Les jeunes diplômés de Montréal se heurtent souvent à de nombreuses difficultés lorsqu’ils cherchent leur premier emploi. Les témoignages de plusieurs d’entre eux nous ont permis d’explorer ces obstacles et les stratégies adoptées pour les surmonter.
La quête d’un premier travail est un parcours semé d’embûches pour les jeunes diplômés à Montréal. Jessica, 24 ans et diplômée en sécurité et études policières, ne fait pas exception. Elle arbore un large sourire chaleureux. Ses longs cheveux noirs bouclés, tirés en queue de cheval, encadrent un visage expressif. Son ton assuré laisse deviner une confiance tranquille et une volonté claire de faire bouger les choses. Bien qu’elle ait terminé ses études avec une formation solide, elle a fait face à une épreuve bien plus difficile que ce qu’elle avait imaginé. "On sort de l’université avec beaucoup de théorie en tête, mais pas de pratique", explique-t-elle.
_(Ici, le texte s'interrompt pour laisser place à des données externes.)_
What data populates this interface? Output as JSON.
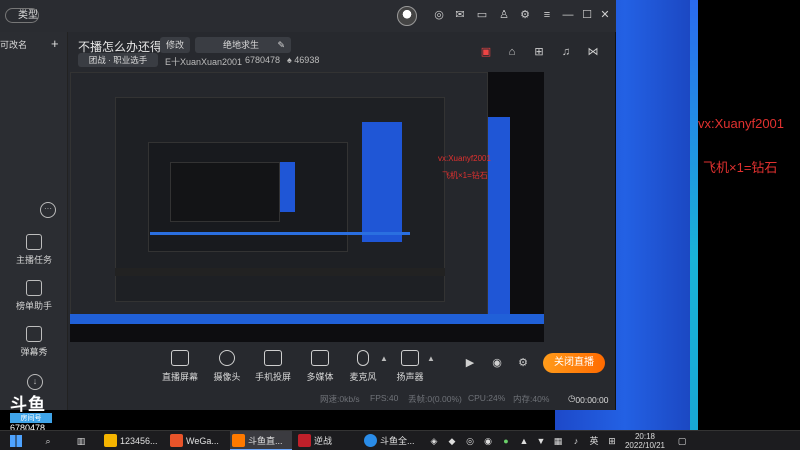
{
  "app": {
    "type_pill": "类型",
    "sidebar_top_label": "可改名",
    "room_title": "不播怎么办还得播",
    "modify_btn": "修改",
    "category_btn": "绝地求生",
    "category_tag": "团战 · 职业选手",
    "streamer": "E十XuanXuan2001",
    "room_id": "6780478",
    "fans": "46938"
  },
  "sidebar": {
    "items": [
      {
        "label": "主播任务"
      },
      {
        "label": "榜单助手"
      },
      {
        "label": "弹幕秀"
      }
    ]
  },
  "overlay": {
    "vx_text": "vx:Xuanyf2001",
    "promo_text": "飞机×1=钻石"
  },
  "toolbar": {
    "items": [
      {
        "label": "直播屏幕"
      },
      {
        "label": "摄像头"
      },
      {
        "label": "手机投屏"
      },
      {
        "label": "多媒体"
      },
      {
        "label": "麦克风"
      },
      {
        "label": "扬声器"
      }
    ],
    "close_live": "关闭直播"
  },
  "status": {
    "net": "网速:0kb/s",
    "fps": "FPS:40",
    "drop": "丢帧:0(0.00%)",
    "cpu": "CPU:24%",
    "mem": "内存:40%",
    "timer": "00:00:00"
  },
  "logo": {
    "word": "斗鱼",
    "badge": "房间号",
    "room": "6780478"
  },
  "taskbar": {
    "tasks": [
      {
        "label": "123456..."
      },
      {
        "label": "WeGa..."
      },
      {
        "label": "斗鱼直..."
      },
      {
        "label": "逆战"
      },
      {
        "label": "斗鱼全..."
      }
    ],
    "lang": "英",
    "time": "20:18",
    "date": "2022/10/21"
  }
}
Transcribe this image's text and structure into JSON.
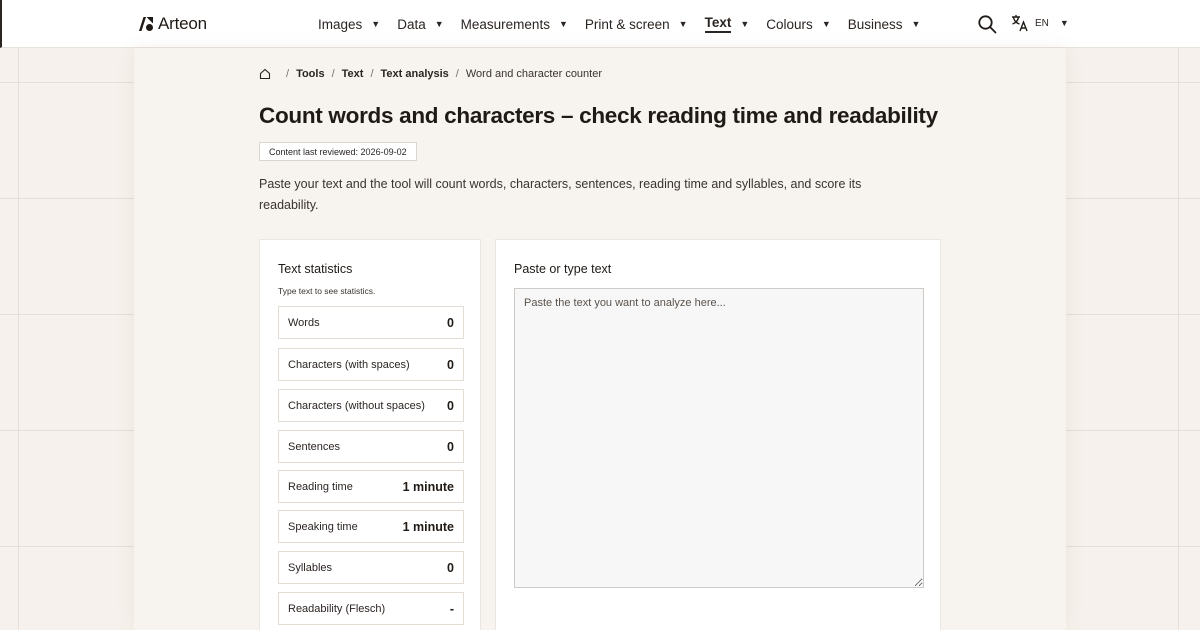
{
  "header": {
    "brand": "Arteon",
    "nav": [
      {
        "label": "Images",
        "active": false
      },
      {
        "label": "Data",
        "active": false
      },
      {
        "label": "Measurements",
        "active": false
      },
      {
        "label": "Print & screen",
        "active": false
      },
      {
        "label": "Text",
        "active": true
      },
      {
        "label": "Colours",
        "active": false
      },
      {
        "label": "Business",
        "active": false
      }
    ],
    "caret": "▼",
    "language": "EN"
  },
  "breadcrumb": {
    "items": [
      "Tools",
      "Text",
      "Text analysis"
    ],
    "separator": "/",
    "current": "Word and character counter"
  },
  "page": {
    "title": "Count words and characters – check reading time and readability",
    "reviewed": "Content last reviewed: 2026-09-02",
    "intro": "Paste your text and the tool will count words, characters, sentences, reading time and syllables, and score its readability."
  },
  "stats": {
    "title": "Text statistics",
    "hint": "Type text to see statistics.",
    "rows": [
      {
        "label": "Words",
        "value": "0"
      },
      {
        "label": "Characters (with spaces)",
        "value": "0"
      },
      {
        "label": "Characters (without spaces)",
        "value": "0"
      },
      {
        "label": "Sentences",
        "value": "0"
      },
      {
        "label": "Reading time",
        "value": "1 minute"
      },
      {
        "label": "Speaking time",
        "value": "1 minute"
      },
      {
        "label": "Syllables",
        "value": "0"
      },
      {
        "label": "Readability (Flesch)",
        "value": "-"
      }
    ]
  },
  "input": {
    "title": "Paste or type text",
    "value": "",
    "placeholder": "Paste the text you want to analyze here..."
  },
  "colors": {
    "background": "#f6f1ec",
    "panel": "#f7f3ef",
    "text": "#1f1a16",
    "border": "#e4ddd6"
  },
  "icons": {
    "logo": "arteon-logo-icon",
    "home": "home-icon",
    "search": "search-icon",
    "language": "translate-icon"
  }
}
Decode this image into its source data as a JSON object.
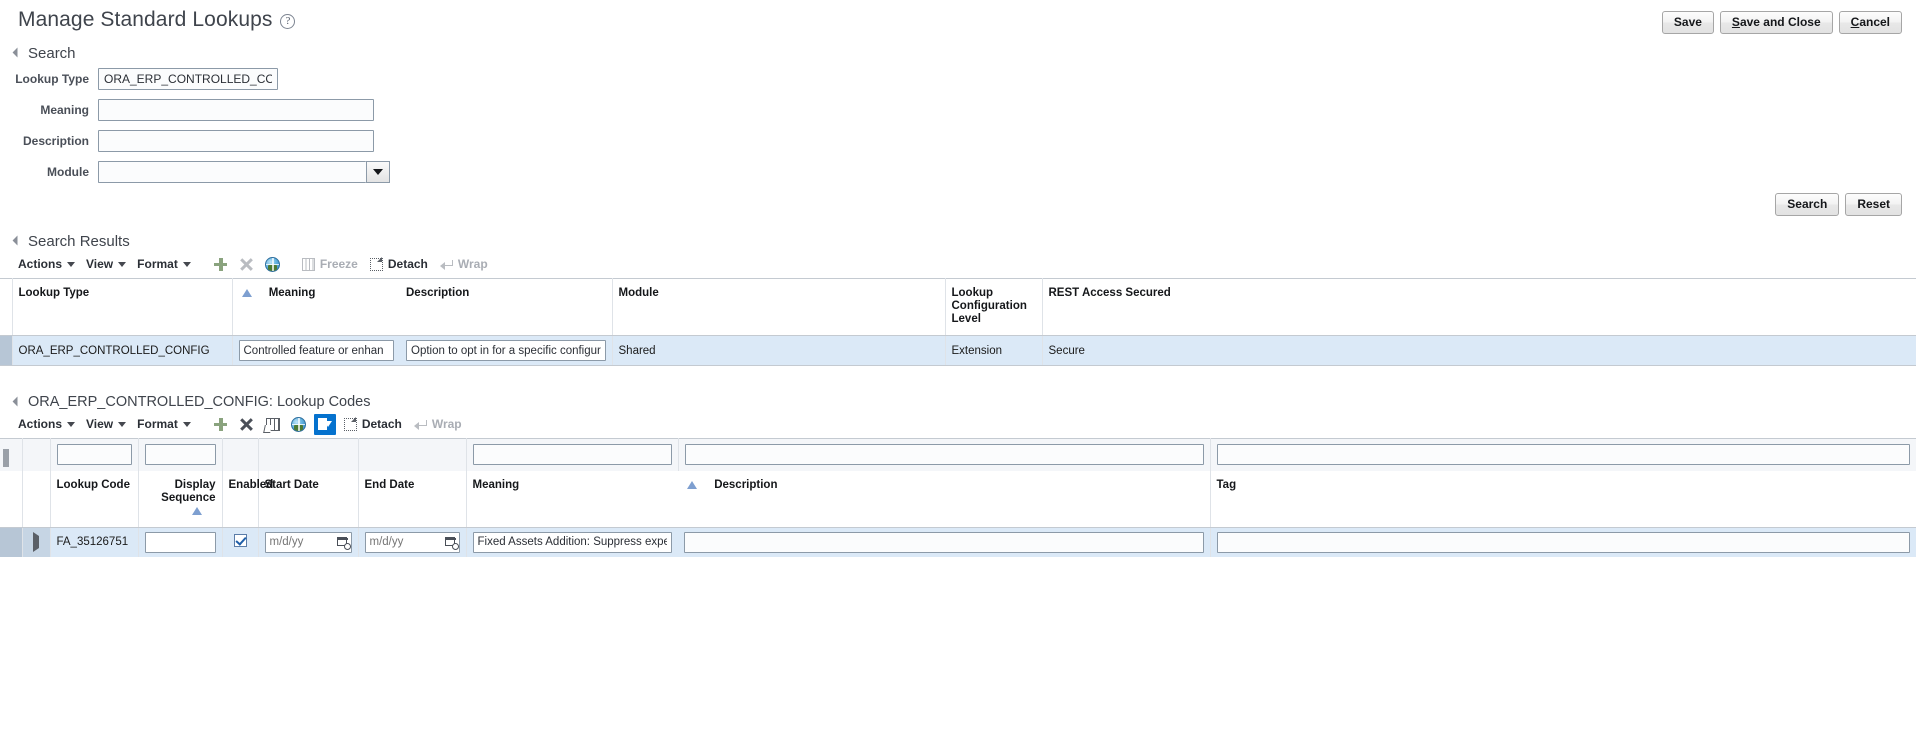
{
  "header": {
    "title": "Manage Standard Lookups",
    "help_icon": "help-icon",
    "buttons": {
      "save": "Save",
      "save_and_close_pre": "S",
      "save_and_close_post": "ave and Close",
      "cancel_pre": "C",
      "cancel_post": "ancel"
    }
  },
  "search": {
    "section_title": "Search",
    "fields": [
      {
        "label": "Lookup Type",
        "value": "ORA_ERP_CONTROLLED_CONFIG",
        "placeholder": ""
      },
      {
        "label": "Meaning",
        "value": "",
        "placeholder": ""
      },
      {
        "label": "Description",
        "value": "",
        "placeholder": ""
      },
      {
        "label": "Module",
        "value": "",
        "placeholder": ""
      }
    ],
    "search_button": "Search",
    "reset_button": "Reset"
  },
  "results": {
    "section_title": "Search Results",
    "toolbar": {
      "actions": "Actions",
      "view": "View",
      "format": "Format",
      "add_icon": "plus-icon",
      "delete_icon": "delete-x-icon",
      "translation_icon": "globe-icon",
      "freeze": "Freeze",
      "detach": "Detach",
      "wrap": "Wrap"
    },
    "columns": [
      "Lookup Type",
      "Meaning",
      "Description",
      "Module",
      "Lookup Configuration Level",
      "REST Access Secured"
    ],
    "rows": [
      {
        "lookup_type": "ORA_ERP_CONTROLLED_CONFIG",
        "meaning": "Controlled feature or enhan",
        "description": "Option to opt in for a specific configuration in",
        "module": "Shared",
        "config_level": "Extension",
        "rest_access": "Secure",
        "selected": true
      }
    ]
  },
  "codes": {
    "section_title": "ORA_ERP_CONTROLLED_CONFIG: Lookup Codes",
    "toolbar": {
      "actions": "Actions",
      "view": "View",
      "format": "Format",
      "add_icon": "plus-icon",
      "delete_icon": "delete-x-icon",
      "sort_icon": "sort-detail-icon",
      "translation_icon": "globe-icon",
      "query_icon": "query-by-example-icon",
      "detach": "Detach",
      "wrap": "Wrap"
    },
    "columns": [
      "Lookup Code",
      "Display Sequence",
      "Enabled",
      "Start Date",
      "End Date",
      "Meaning",
      "Description",
      "Tag"
    ],
    "filters": {
      "lookup_code": "",
      "display_sequence": "",
      "meaning": "",
      "description": "",
      "tag": ""
    },
    "rows": [
      {
        "lookup_code": "FA_35126751",
        "display_sequence": "",
        "enabled": true,
        "start_date": "",
        "start_date_placeholder": "m/d/yy",
        "end_date": "",
        "end_date_placeholder": "m/d/yy",
        "meaning": "Fixed Assets Addition: Suppress expense ac",
        "description": "",
        "tag": "",
        "selected": true
      }
    ]
  },
  "colors": {
    "accent": "#0572ce",
    "selected_row": "#dbe9f7",
    "title_text": "#3f444c",
    "border": "#8c9aa8"
  }
}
Après des mois de recherches infructueuses, c’est avec l’aide d’un contact qu’elle a pu décrocher un stage dans une organisation gouvernementale.
"Ce qui va aussi faire en sorte que tu sors du lot, c’est tes contacts qui sont prêts à te référer, parce que les CV papier, ce n’est pas assez”, avance-t-elle
Malgré un marché du travail qui semble se maintenir, le taux de chômage dans la région métropolitaine de recensement de Montréal s’élève à 7,1 % en avril 2025, selon l’Institut de la statistique du Québec. Pour les personnes possédant un baccalauréat, il est de 4,8 % au pays, en 2024. Ces statistiques peuvent laisser penser que les jeunes diplômés rencontrent moins de difficultés pour trouver un emploi à la fin de leurs études. Mais ce serait tirer des conclusions trop hâtives. Pourquoi, malgré une formation universitaire, la recherche d’un premier emploi à Montréal relève d’un véritable parcours du combattant ? Qu’est-ce qui cause le plus de difficultés à ces jeunes, entre le manque de réseau professionnel ou encore le manque d’expérience?
"J’étais sur LinkedIn every day, je scrollais plus sur LinkedIn que j’allais sur mes réseaux"
Jenny, montréalaise de 24 ans elle aussi, a traversé un parcours de recherche assez similaire à celui de Jessica. On ressent très vite sa nature sociable et sa remarquable aisance à créer des contacts avec les autres. Son regard attentif trahit une grande qualité d’écoute. Diplômée en administration, c’est finalement grâce à une connaissance qu’elle a trouvé le poste qu’elle occupe aujourd’hui. "C’est en allant vers toutes sortes de personnes et en discutant de mes études avec une connaissance que j’ai pu me trouver mon poste actuel", précise-t-elle. Sa détermination à réussir professionnellement se lit dans chacune de ses paroles.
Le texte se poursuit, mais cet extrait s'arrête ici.